Copper (Cu) is an essential micronutrient for cell growth but is toxic when in excess. Copper transporter (Ctr1) plays an important role in regulating adequate Cu levels in mammalian cells. We previously showed that expression of the human high-affinity Cu transporter (hCtr1) was transcriptionally upregulated under Cu-depleted conditions and downregulated under replete conditions; moreover, elevated hCtr1 levels feedback to suppress hCtr1 expression (Song IS, et al. Mol Pharmocol 74:705-713, 2008). Expression of hCtr1 under Cu-stressed conditions is regulated by Sp1. In this study, we made the following important observations: (i) Sp1 expression is downregulated under Cu-replete conditions, but upregulated under Cu-depleted conditions.

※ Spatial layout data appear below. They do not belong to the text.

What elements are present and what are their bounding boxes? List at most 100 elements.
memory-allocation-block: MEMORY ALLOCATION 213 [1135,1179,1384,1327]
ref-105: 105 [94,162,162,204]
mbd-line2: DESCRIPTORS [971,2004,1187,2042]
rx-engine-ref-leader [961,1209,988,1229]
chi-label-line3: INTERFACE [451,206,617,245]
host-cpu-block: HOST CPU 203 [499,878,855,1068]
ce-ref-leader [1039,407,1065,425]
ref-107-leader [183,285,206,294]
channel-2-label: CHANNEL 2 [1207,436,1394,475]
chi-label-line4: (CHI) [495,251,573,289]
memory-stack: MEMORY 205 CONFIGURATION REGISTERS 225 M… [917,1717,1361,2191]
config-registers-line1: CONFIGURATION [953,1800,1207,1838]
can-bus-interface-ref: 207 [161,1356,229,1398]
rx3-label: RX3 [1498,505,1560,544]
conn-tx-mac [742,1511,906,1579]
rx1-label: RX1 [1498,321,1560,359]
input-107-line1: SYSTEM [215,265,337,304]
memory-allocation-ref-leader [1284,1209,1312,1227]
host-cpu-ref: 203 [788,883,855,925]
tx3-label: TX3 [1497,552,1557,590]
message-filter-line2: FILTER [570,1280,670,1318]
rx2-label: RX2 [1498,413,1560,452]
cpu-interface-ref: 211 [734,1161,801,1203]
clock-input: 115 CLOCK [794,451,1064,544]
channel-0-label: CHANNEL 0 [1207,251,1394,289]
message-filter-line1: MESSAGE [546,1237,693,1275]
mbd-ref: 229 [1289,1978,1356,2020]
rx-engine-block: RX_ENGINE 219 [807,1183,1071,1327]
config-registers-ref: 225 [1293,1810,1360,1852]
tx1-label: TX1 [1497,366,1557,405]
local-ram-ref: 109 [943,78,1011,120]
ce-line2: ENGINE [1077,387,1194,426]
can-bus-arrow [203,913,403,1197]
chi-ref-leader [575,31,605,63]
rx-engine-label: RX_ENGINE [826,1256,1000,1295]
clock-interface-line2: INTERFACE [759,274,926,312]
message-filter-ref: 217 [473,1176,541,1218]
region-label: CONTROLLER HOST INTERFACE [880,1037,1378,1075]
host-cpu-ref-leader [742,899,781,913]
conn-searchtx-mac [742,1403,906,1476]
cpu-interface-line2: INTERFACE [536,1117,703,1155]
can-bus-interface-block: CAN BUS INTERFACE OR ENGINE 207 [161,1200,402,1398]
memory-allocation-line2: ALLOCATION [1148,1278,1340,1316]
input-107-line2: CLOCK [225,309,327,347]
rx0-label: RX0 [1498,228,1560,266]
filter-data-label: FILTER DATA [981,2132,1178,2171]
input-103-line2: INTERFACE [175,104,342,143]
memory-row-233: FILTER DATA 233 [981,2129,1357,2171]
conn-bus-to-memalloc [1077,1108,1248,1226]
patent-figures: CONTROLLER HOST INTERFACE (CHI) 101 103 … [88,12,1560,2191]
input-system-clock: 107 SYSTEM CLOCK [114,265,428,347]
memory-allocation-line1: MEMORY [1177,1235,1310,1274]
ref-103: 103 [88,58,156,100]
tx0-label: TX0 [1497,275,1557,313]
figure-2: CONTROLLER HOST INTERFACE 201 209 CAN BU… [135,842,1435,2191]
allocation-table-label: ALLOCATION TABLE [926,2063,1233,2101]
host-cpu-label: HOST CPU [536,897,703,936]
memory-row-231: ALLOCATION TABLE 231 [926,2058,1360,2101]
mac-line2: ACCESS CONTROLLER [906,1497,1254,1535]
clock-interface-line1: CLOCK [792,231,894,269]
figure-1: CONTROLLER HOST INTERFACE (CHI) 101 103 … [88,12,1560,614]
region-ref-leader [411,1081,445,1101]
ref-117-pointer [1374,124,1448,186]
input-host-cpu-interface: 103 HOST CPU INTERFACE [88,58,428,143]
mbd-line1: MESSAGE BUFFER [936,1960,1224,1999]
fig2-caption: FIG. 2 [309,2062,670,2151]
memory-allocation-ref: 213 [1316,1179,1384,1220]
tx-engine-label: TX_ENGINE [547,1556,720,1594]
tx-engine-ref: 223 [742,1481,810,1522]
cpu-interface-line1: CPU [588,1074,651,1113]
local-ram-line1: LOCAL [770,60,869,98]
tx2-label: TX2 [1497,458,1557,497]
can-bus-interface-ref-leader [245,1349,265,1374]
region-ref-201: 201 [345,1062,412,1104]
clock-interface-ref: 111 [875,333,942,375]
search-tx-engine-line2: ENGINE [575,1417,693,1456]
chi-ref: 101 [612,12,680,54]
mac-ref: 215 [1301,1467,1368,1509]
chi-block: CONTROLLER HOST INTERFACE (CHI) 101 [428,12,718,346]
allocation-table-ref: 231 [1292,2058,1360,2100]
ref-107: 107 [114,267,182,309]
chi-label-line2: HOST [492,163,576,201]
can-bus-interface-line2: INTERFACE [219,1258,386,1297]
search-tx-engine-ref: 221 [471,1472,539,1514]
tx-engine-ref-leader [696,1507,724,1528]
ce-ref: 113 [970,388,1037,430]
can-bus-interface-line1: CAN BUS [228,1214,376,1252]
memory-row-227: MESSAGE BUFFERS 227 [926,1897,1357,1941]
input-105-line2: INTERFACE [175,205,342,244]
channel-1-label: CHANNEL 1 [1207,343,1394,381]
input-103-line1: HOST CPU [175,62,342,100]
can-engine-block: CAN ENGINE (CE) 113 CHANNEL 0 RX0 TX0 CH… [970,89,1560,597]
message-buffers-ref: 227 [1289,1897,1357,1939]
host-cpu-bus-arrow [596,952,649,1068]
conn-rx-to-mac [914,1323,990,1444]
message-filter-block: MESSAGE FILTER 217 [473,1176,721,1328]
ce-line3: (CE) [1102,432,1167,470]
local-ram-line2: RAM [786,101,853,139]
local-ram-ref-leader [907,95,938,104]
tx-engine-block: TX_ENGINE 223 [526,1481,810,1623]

These up- and down-regulations of Sp1 in turn regulate hCtr1 expression to control Cu homeostasis. (ii) Cu-regulated Sp1 expression involved Sp1 binding to its own promoter as demonstrated by the chromatin immunoprecipitation assay; therefore, Sp1 is also transcriptionally self-regulated via hCtr1/Cu intermediation. (iii) Both zinc finger and glutamine-rich transactivation domains of Sp1 are involved in the Sp1-mediated hCtr1 and Sp1 regulation by Cu stresses. (iv) While Sp3 expression is also regulated by Cu availability, Sp3 does not regulate hCtr1 homeostasis. Collectively, our results demonstrated that mammalian cells use Sp1 oscillation in response to Cu availability to regulate Cu homeostasis through hCtr1 expression in a tripartite interregulatory relationship. These findings have important implications in mammalian Cu physiology regulation and in cancer chemotherapy using platinum drugs, because hCtr1 is also a transporter for these antitumor agents.